Abordagens eficazes no tratamento conservador da artrose do joelho
- Dr. Rafael Rahal

- 17 de mar.
- 3 min de leitura
A artrose do joelho é uma condição comum que afeta milhões de pessoas, especialmente com o avanço da idade. Essa doença degenerativa causa dor, rigidez e limitações nos movimentos, impactando a qualidade de vida. Para muitos pacientes, o tratamento conservador é a primeira linha de cuidado, buscando aliviar sintomas e melhorar a função sem recorrer a cirurgias invasivas. Este texto apresenta estratégias práticas e eficazes para o manejo da artrose do joelho, focando em métodos acessíveis e comprovados.
Entendendo a artrose do joelho
A artrose ocorre quando a cartilagem que protege as extremidades dos ossos no joelho se desgasta, causando atrito entre os ossos. Isso gera dor, inchaço e dificuldade para realizar atividades simples como caminhar ou subir escadas. O tratamento conservador visa controlar esses sintomas, retardar a progressão da doença e preservar a mobilidade.
Mudanças no estilo de vida
A base do tratamento conservador está em ajustes no cotidiano que reduzem a sobrecarga no joelho e promovem a saúde geral.
Controle de peso: A redução do peso corporal diminui a pressão sobre o joelho, aliviando a dor e retardando o desgaste articular. Estudos indicam que perder 5 kg pode reduzir significativamente o impacto nas articulações.

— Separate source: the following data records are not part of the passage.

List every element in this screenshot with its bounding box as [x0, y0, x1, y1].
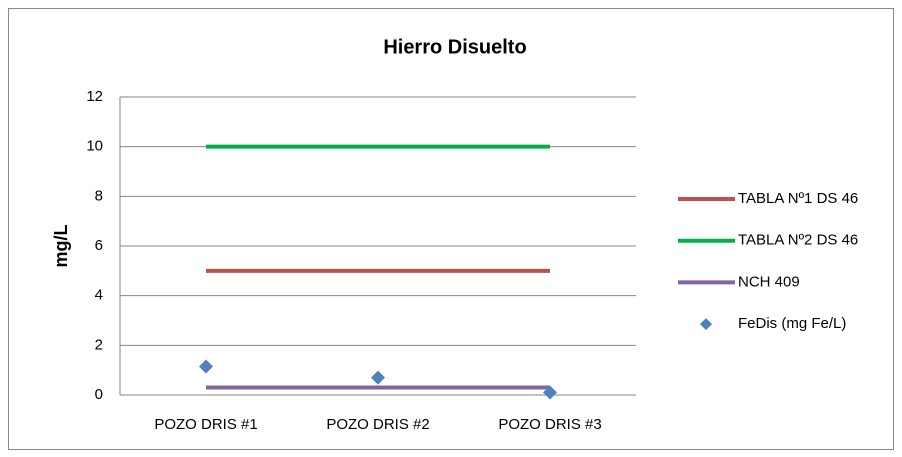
legend-marker [700, 318, 712, 331]
data-point [371, 370, 385, 385]
data-point [199, 359, 213, 374]
y-axis-label: mg/L [51, 224, 71, 267]
y-tick-label: 10 [86, 138, 103, 155]
data-point [543, 385, 557, 400]
y-tick-label: 6 [95, 237, 103, 254]
legend-label: TABLA Nº1 DS 46 [738, 190, 858, 207]
y-tick-label: 4 [95, 287, 103, 304]
legend-label: NCH 409 [738, 273, 800, 290]
y-tick-label: 12 [86, 88, 103, 105]
legend-label: FeDis (mg Fe/L) [738, 315, 846, 332]
chart-title: Hierro Disuelto [383, 36, 526, 58]
x-tick-label: POZO DRIS #3 [498, 416, 601, 433]
y-tick-label: 2 [95, 336, 103, 353]
legend-label: TABLA Nº2 DS 46 [738, 232, 858, 249]
x-tick-label: POZO DRIS #1 [154, 416, 257, 433]
x-tick-label: POZO DRIS #2 [326, 416, 429, 433]
y-tick-label: 0 [95, 386, 103, 403]
chart-frame [8, 8, 894, 450]
y-tick-label: 8 [95, 187, 103, 204]
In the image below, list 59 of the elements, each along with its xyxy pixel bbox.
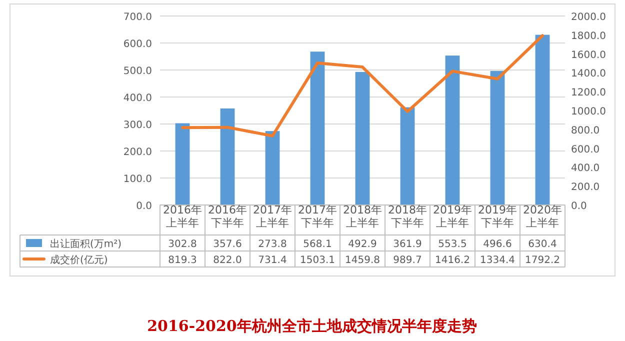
legend-label: 成交价(亿元) — [50, 254, 108, 266]
data-label: 989.7 — [393, 255, 422, 266]
y2-tick-label: 200.0 — [571, 182, 600, 194]
legend-label: 出让面积(万m²) — [50, 238, 122, 250]
y2-tick-label: 1200.0 — [571, 88, 606, 99]
data-label: 568.1 — [303, 239, 332, 250]
x-tick-label: 2018年下半年 — [388, 204, 427, 230]
bar — [265, 131, 280, 205]
bar — [445, 56, 460, 205]
data-label: 492.9 — [348, 239, 377, 250]
y2-tick-label: 0.0 — [571, 201, 587, 212]
bar — [175, 123, 190, 205]
bar — [490, 70, 505, 205]
data-label: 630.4 — [528, 239, 557, 250]
data-label: 1416.2 — [435, 255, 470, 266]
bar — [400, 107, 415, 205]
x-tick-label: 2016年上半年 — [163, 204, 202, 230]
y2-tick-label: 600.0 — [571, 144, 600, 156]
data-label: 1503.1 — [300, 255, 335, 266]
y2-tick-label: 2000.0 — [571, 12, 606, 23]
x-tick-label: 2016年下半年 — [208, 204, 247, 230]
x-tick-label: 2017年上半年 — [253, 204, 292, 230]
y-tick-label: 600.0 — [123, 39, 152, 50]
data-label: 357.6 — [213, 239, 242, 250]
y-tick-label: 700.0 — [123, 12, 152, 23]
y-tick-label: 300.0 — [123, 120, 152, 131]
data-label: 496.6 — [483, 239, 512, 250]
data-label: 731.4 — [258, 255, 287, 266]
y2-tick-label: 800.0 — [571, 125, 600, 136]
x-tick-label: 2018年上半年 — [343, 204, 382, 230]
data-label: 1792.2 — [525, 255, 560, 266]
bar — [355, 72, 370, 205]
y-tick-label: 400.0 — [123, 93, 152, 104]
data-label: 822.0 — [213, 255, 242, 266]
x-tick-label: 2020年上半年 — [523, 204, 562, 230]
data-label: 361.9 — [393, 239, 422, 250]
bar — [310, 52, 325, 205]
data-label: 553.5 — [438, 239, 467, 250]
bar — [535, 34, 550, 205]
x-tick-label: 2019年上半年 — [433, 204, 472, 230]
y2-tick-label: 1800.0 — [571, 30, 606, 42]
x-tick-label: 2017年下半年 — [298, 204, 337, 230]
y2-tick-label: 1600.0 — [571, 50, 606, 61]
bar — [220, 108, 235, 205]
data-label: 819.3 — [168, 255, 197, 266]
y-tick-label: 0.0 — [136, 201, 152, 212]
y2-tick-label: 1000.0 — [571, 106, 606, 118]
y-tick-label: 100.0 — [123, 174, 152, 185]
data-label: 1334.4 — [480, 255, 515, 266]
data-label: 1459.8 — [345, 255, 380, 266]
y-tick-label: 200.0 — [123, 147, 152, 158]
text: 2016-2020年杭州全市土地成交情况半年度走势 — [147, 317, 477, 335]
line-series — [181, 34, 544, 138]
data-label: 302.8 — [168, 239, 197, 250]
y2-tick-label: 1400.0 — [571, 68, 606, 80]
y-tick-label: 500.0 — [123, 66, 152, 77]
data-label: 273.8 — [258, 239, 287, 250]
x-tick-label: 2019年下半年 — [478, 204, 517, 230]
y2-tick-label: 400.0 — [571, 163, 600, 174]
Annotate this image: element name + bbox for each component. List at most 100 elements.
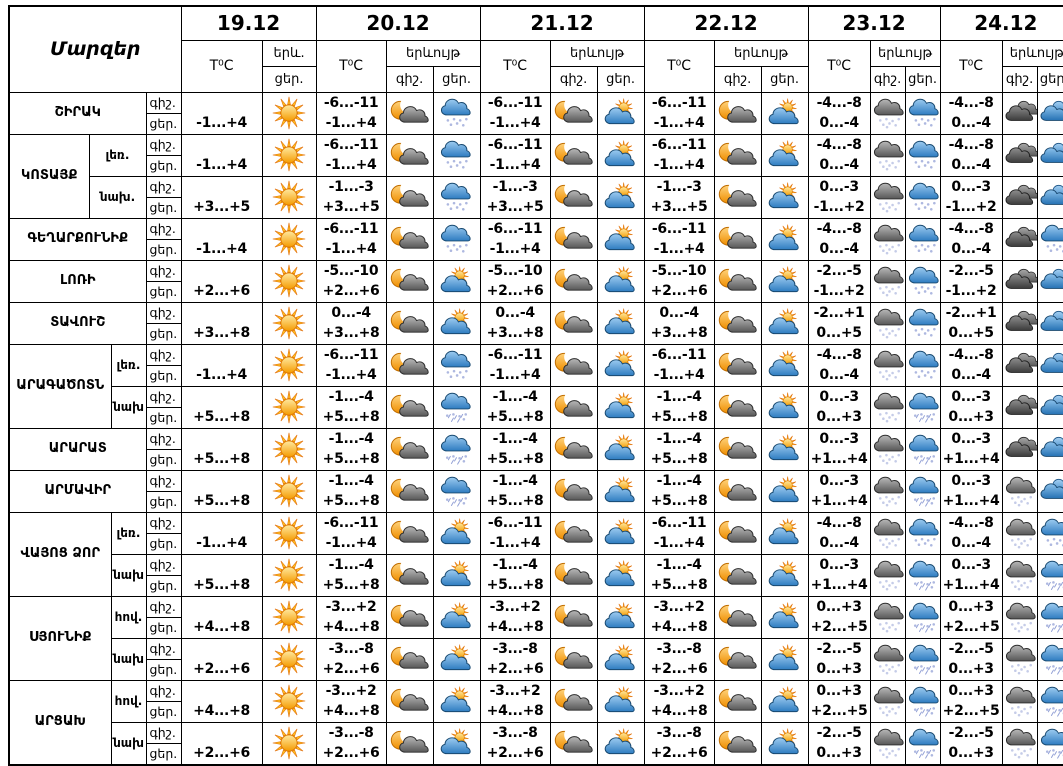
temp-cell-24.12: 0...-3 0...+3	[939, 385, 1003, 429]
day-temp: +2...+6	[650, 661, 708, 678]
temp-cell-20.12: -6...-11 -1...+4	[315, 511, 387, 555]
day-temp: +5...+8	[650, 493, 708, 510]
sun-cloud-icon	[760, 385, 809, 429]
day-temp: 0...-4	[819, 535, 859, 552]
temp-cell-21.12: -5...-10 +2...+6	[479, 259, 551, 303]
sun-cloud-icon	[596, 469, 645, 513]
night-temp: 0...-3	[819, 430, 859, 447]
sun-cloud-icon	[760, 679, 809, 723]
temp-cell-20.12: -3...-8 +2...+6	[315, 637, 387, 681]
dark-cloud-snow-icon	[869, 343, 906, 387]
day-temp: +5...+8	[486, 493, 544, 510]
day-temp: +3...+8	[486, 325, 544, 342]
day-label: ցեր.	[149, 158, 178, 173]
blue-clouds-icon	[1036, 301, 1063, 345]
day-temp: -1...+4	[489, 115, 541, 132]
cloud-sleet-icon	[432, 427, 481, 471]
sun-cloud-icon	[596, 721, 645, 765]
moon-cloud-icon	[713, 343, 762, 387]
blue-clouds-icon	[1036, 91, 1063, 135]
temp-cell-21.12: -1...-4 +5...+8	[479, 553, 551, 597]
dark-cloud-snow-icon	[1001, 469, 1038, 513]
night-temp: -6...-11	[323, 136, 379, 153]
temp-cell-20.12: -6...-11 -1...+4	[315, 133, 387, 177]
night-label: գիշ.	[147, 429, 181, 450]
moon-cloud-icon	[385, 259, 434, 303]
night-label: գիշ.	[147, 303, 181, 324]
blue-clouds-icon	[1036, 385, 1063, 429]
moon-cloud-icon	[713, 385, 762, 429]
temp-cell-19.12: -1...+4	[180, 217, 263, 261]
day-temp: -1...+4	[325, 367, 377, 384]
temp-cell-21.12: -3...+2 +4...+8	[479, 679, 551, 723]
night-label: գիշ.	[147, 135, 181, 156]
region-name: ՏԱՎՈՒՇ	[8, 301, 147, 345]
night-day-labels: գիշ. ցեր.	[145, 385, 182, 429]
moon-cloud-icon	[385, 679, 434, 723]
dark-clouds-icon	[1001, 343, 1038, 387]
day-temp: +4...+8	[650, 619, 708, 636]
temp-cell-19.12: +3...+8	[180, 301, 263, 345]
day-label: ցեր.	[149, 452, 178, 467]
day-temp: +2...+6	[322, 283, 380, 300]
night-temp: -3...+2	[653, 598, 705, 615]
temp-cell-22.12: -5...-10 +2...+6	[643, 259, 715, 303]
temp-cell-19.12: +3...+5	[180, 175, 263, 219]
moon-cloud-icon	[713, 259, 762, 303]
forecast-row: նախ գիշ. ցեր. +2...+6 -3...-8 +2...+6 -3...-8 +…	[9, 721, 1063, 765]
night-temp: -1...-3	[328, 178, 374, 195]
night-column-header: գիշ.	[1001, 65, 1038, 93]
cloud-sleet-icon	[904, 385, 941, 429]
cloud-snow-icon	[904, 301, 941, 345]
day-temp: +4...+8	[322, 703, 380, 720]
night-temp: 0...+3	[948, 598, 994, 615]
moon-cloud-icon	[549, 175, 598, 219]
cloud-sleet-icon	[904, 637, 941, 681]
dark-clouds-icon	[1001, 385, 1038, 429]
sun-cloud-icon	[596, 91, 645, 135]
night-temp: -6...-11	[487, 136, 543, 153]
day-temp: 0...+3	[816, 745, 862, 762]
temp-cell-20.12: -1...-3 +3...+5	[315, 175, 387, 219]
night-temp: -2...-5	[816, 640, 862, 657]
night-temp: 0...-3	[951, 178, 991, 195]
night-temp: -4...-8	[816, 136, 862, 153]
day-temp: -1...+4	[196, 241, 247, 258]
night-temp	[182, 303, 261, 323]
moon-cloud-icon	[385, 427, 434, 471]
temp-cell-20.12: -6...-11 -1...+4	[315, 217, 387, 261]
weather-forecast-page: Մարզեր 19.12 20.12 21.12 22.12 23.12 24.12 T⁰C ե…	[8, 5, 1063, 766]
night-temp: -4...-8	[816, 346, 862, 363]
sun-cloud-icon	[596, 385, 645, 429]
temp-cell-22.12: -6...-11 -1...+4	[643, 511, 715, 555]
region-zone-label: հով.	[110, 679, 147, 723]
sun-cloud-icon	[760, 511, 809, 555]
night-temp: -3...-8	[492, 640, 538, 657]
sun-cloud-icon	[760, 91, 809, 135]
cloud-snow-icon	[432, 91, 481, 135]
night-temp: -1...-4	[492, 388, 538, 405]
temp-cell-19.12: +4...+8	[180, 595, 263, 639]
region-zone-label: լեռ.	[110, 343, 147, 387]
forecast-row: ԱՐՑԱԽ հով. գիշ. ցեր. +4...+8 -3...+2 +4...+8 -3…	[8, 679, 1063, 765]
night-label: գիշ.	[147, 345, 181, 366]
cloud-sleet-icon	[904, 427, 941, 471]
dark-cloud-snow-icon	[869, 133, 906, 177]
sun-cloud-icon	[760, 553, 809, 597]
moon-cloud-icon	[385, 553, 434, 597]
sun-cloud-icon	[760, 133, 809, 177]
day-temp: 0...-4	[819, 115, 859, 132]
temp-cell-20.12: -6...-11 -1...+4	[315, 91, 387, 135]
sun-cloud-icon	[596, 259, 645, 303]
day-temp: -1...+4	[653, 241, 705, 258]
day-temp: 0...+3	[816, 409, 862, 426]
temp-cell-23.12: -4...-8 0...-4	[807, 133, 871, 177]
sun-icon	[261, 637, 317, 681]
day-column-header: ցեր.	[261, 65, 317, 93]
temp-cell-22.12: -3...-8 +2...+6	[643, 721, 715, 765]
date-header-22.12: 22.12	[643, 5, 809, 41]
night-temp: -3...-8	[328, 640, 374, 657]
region-name: ԱՐՄԱՎԻՐ	[8, 469, 147, 513]
moon-cloud-icon	[549, 553, 598, 597]
night-label: գիշ.	[147, 471, 181, 492]
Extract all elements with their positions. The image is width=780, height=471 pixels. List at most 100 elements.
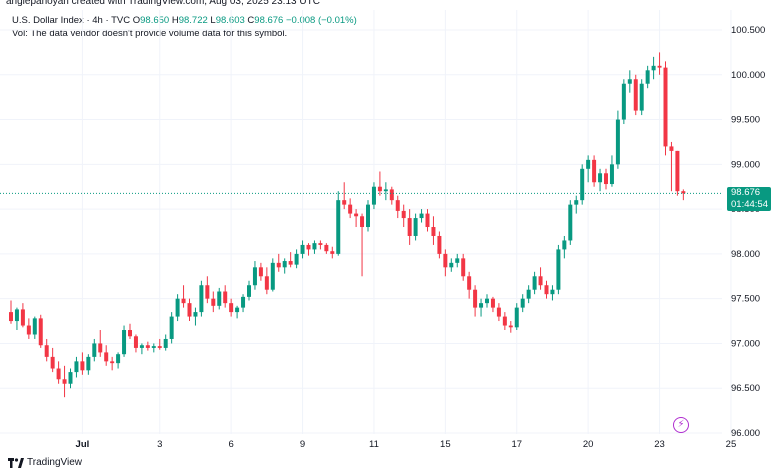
candle-body bbox=[669, 146, 674, 151]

Atividade física regular: Exercícios de baixo impacto como caminhada, natação e ciclismo fortalecem os músculos ao redor do joelho, melhoram a estabilidade e aumentam a flexibilidade.
Evitar esforços excessivos: Atividades que envolvem saltos, corridas intensas ou longos períodos em pé devem ser moderadas para não agravar a lesão.
Exercícios terapêuticos
A fisioterapia é fundamental para o tratamento conservador. Um programa personalizado pode incluir:
Fortalecimento muscular: Exercícios para quadríceps e isquiotibiais ajudam a sustentar o joelho.
Alongamentos: Melhoram a amplitude de movimento e reduzem a rigidez.
Treinamento proprioceptivo: Melhora o equilíbrio e previne quedas.
Por exemplo, um exercício simples é o fortalecimento do quadríceps sentado, onde o paciente estende a perna lentamente contra a resistência, repetindo várias vezes ao dia.
Uso de dispositivos de apoio
Órteses e palmilhas podem distribuir melhor o peso e corrigir desalinhamentos que aumentam o desgaste.
Joelheiras estabilizadoras: Reduzem a dor ao limitar movimentos que sobrecarregam a articulação.
Palmilhas personalizadas: Corrigem a pisada e aliviam a pressão em áreas específicas do joelho.
Esses dispositivos devem ser indicados por profissionais para garantir eficácia e conforto.

Medicamentos e suplementos
Medicamentos podem ajudar a controlar a dor e a inflamação, mas devem ser usados com cautela e sob orientação médica.
Analgésicos simples: Paracetamol é uma opção inicial para dor leve a moderada.
Anti-inflamatórios não esteroides (AINEs): Ibuprofeno e naproxeno ajudam a reduzir a inflamação, mas seu uso prolongado pode causar efeitos colaterais.
Suplementos: Substâncias como glucosamina e condroitina são populares, mas evidências científicas sobre sua eficácia são variadas. Podem ser considerados como complemento, sempre com acompanhamento.
Terapias complementares
Algumas abordagens adicionais podem trazer alívio e melhorar a função articular:
Acupuntura: Estudos indicam que pode reduzir a dor em alguns pacientes.
Terapia manual: Massagens e mobilizações feitas por fisioterapeutas ajudam a aliviar a rigidez.
Calor e frio: Aplicações locais podem diminuir o desconforto e o inchaço.
Monitoramento constante e ajustes
A comunicação aberta com profissionais de saúde é essencial para identificar sinais de piora e evitar complicações.
O tratamento conservador da artrose do joelho representa uma abordagem eficaz e segura para o controle dos sintomas e a manutenção da qualidade de vida. Com a combinação de hábitos saudáveis, exercícios orientados, uso adequado de recursos terapêuticos e acompanhamento profissional, é possível reduzir a dor, melhorar a mobilidade e retardar a progressão da doença.
Cada paciente deve ser avaliado de forma individual, permitindo a adaptação das estratégias conforme suas necessidades. Assim, mesmo diante de uma condição crônica, é possível manter autonomia e bem-estar no dia a dia.